I wanted to survey some of the recent results regarding zero-knowledge proofs for legacy signature schemes like ECDSA.
The main motivation for such a primitive has been the EU’s recent push for privacy-forward identity systems. In both this EU regulation, and a recent tender offer to develop age-assurance solution, the EU has codified the need for ZK proofs about identity attributes.
While the crypto community has been tackling the problem of asserting identity attributes (e.g., age-over-18) for decades via the notion of anonymous credentials, deploying such anonymous credentials at scale will require a few critical new pieces. In my opinion, the only viable path is to develop ZK for legacy signature schemes like ECDSA.
Our work
My colleague Matteo Frigo and I recently posted a paper outlining a new way to make efficient ZK proofs of possession about ECDSA signatures. One notable result is that we can form such proofs in ~60ms of total compute (single-core), with a proof that is roughly 200kb.
We discuss many of the reasons we believe developing ZK for legacy crypto like ECDSA (instead of new crypto like BBS+) is the better path for deployment. In a nutshell, we believe it is easier for cryptographers to develop ZK for legacy ECDSA than for every identity issuer to throw out their old systems and buy new ones that support BBS.
This is particularly true for mobile devices with secure elements. The best practice for storing an identity credential is to have a portion of the credential reside in a secure element or enclave (this is referred to as device-binding). This technique makes it harder for an adversary to share or copy credentials between devices. Today’s secure elements that are deployed on IOS and Android phones only support RSA and ECDSA. After spending a bit of time at Google asking about this, my conclusion is that upgrading secure elements to support the pairing-friendly curves needed for BBS is a decade-long process that will also involve somebody paying billions of dollars (most likely you, the end customer).
Crescent credentials
About 3 days after we posted our work to eprint, Christian, Guru-Vamsi, and Greg at Microsoft published their work on a similar problem. Christian also has a blog post explaining their result.
They observe that it is possible to re-randomize" the Groth16-style of proofs that would otherwise take minutes to form. Although the initial Groth16 proof-generation for a
zk proof of posession of an ECDSA signature on message $m$" takes 1m, once a single proof has been created, it can be re-randomized in 20ms.
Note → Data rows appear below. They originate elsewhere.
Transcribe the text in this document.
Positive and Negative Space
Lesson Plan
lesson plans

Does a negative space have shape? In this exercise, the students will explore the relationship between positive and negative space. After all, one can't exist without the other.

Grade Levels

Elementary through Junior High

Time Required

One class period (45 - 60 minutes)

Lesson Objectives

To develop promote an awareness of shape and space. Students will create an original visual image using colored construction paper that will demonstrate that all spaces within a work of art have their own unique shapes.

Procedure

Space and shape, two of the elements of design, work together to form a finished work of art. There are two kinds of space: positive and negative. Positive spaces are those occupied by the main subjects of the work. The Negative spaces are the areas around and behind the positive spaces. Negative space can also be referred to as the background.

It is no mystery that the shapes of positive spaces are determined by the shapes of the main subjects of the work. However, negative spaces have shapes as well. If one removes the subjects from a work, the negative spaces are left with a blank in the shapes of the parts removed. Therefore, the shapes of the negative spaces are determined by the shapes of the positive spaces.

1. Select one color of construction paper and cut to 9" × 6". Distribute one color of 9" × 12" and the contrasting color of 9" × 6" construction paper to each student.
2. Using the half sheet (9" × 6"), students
A major advantage of using Groth16 is that the proof size is currently the smallest known proof: only a few hundred bytes!
This is indeed an interesting observation and may have a role in some applications. However, in the case of identity protocols at scale, I see a few drawbacks to that approach.
The first drawback is that the Groth16 and related proof systems (which are incredibly succinct) require a huge trusted parameter setup to function. These trusted setups are often referred to as ``powers-of-tau" ceremonies because their aim is to produce a sequence, $g, g*\tau, g*\tau^2, g*\tau^3, \ldots$ that are millions of elements long such that no party knows the secret $\tau$. There is a continuous ceremony running to produce such strings with confidence, and I’ve done some previous research about how to make these ceremonies more efficient.
Despite the progress on tau-ceremonies, there are two fundamental problems with requiring trusted setup parameters for any identity system that works at scale: in my experience, it would be impossible to convince a government or a set of relying parties to trust a single setup parameter that is gigabytes long.
Second, and more importantly, large setup parameters are incredibly unwieldly to deploy at scale. As an example, in my recent work at Google, I’ve learned that adding even 1mb of extra code to the Google play services (gmscore) library is highly scrutinized. I can’t imagine the rolling laughter from the stewards of that library if they were asked to add a 1gb public parameter to support ZK proofs.
For that reason, we limited ourselves to only considering proof systems that have no trusted parameter setups. The cost for that is of course the proof size. Proofs in our system will require 100s of kb. Again, this is a costly scenario to consider, given that every identity protocol now requires thousands of network packets (whereas the Groth16 or Crescent-style proofs can fit into 1 network packet!).
Woo et al.
Anna Woo, a student at Michigan, and her co-authors published a paper that will appear at the 2025 IEEE Security & Privacy conference entitled “…”. Her independent results are interesting because they also recognize the problem with trusted parameters, and focus on developing novel ZK techniques for legacy signature schemes. Their paper uses an interesting idea about how to combine zk-SNARKs with sigma protocols for proving knowledge of discrete logarithm values.
While their proof system runs slower than ours for similar problems, they have a number of promising directions. I believe the slower proof is a result of their choice to use an R1CS formulation of a circuit (instead of the layered circuits that we use, and that sumcheck is proficient at processing).
Thanks to Matteo and others for reading a draft of this post and sharing comments.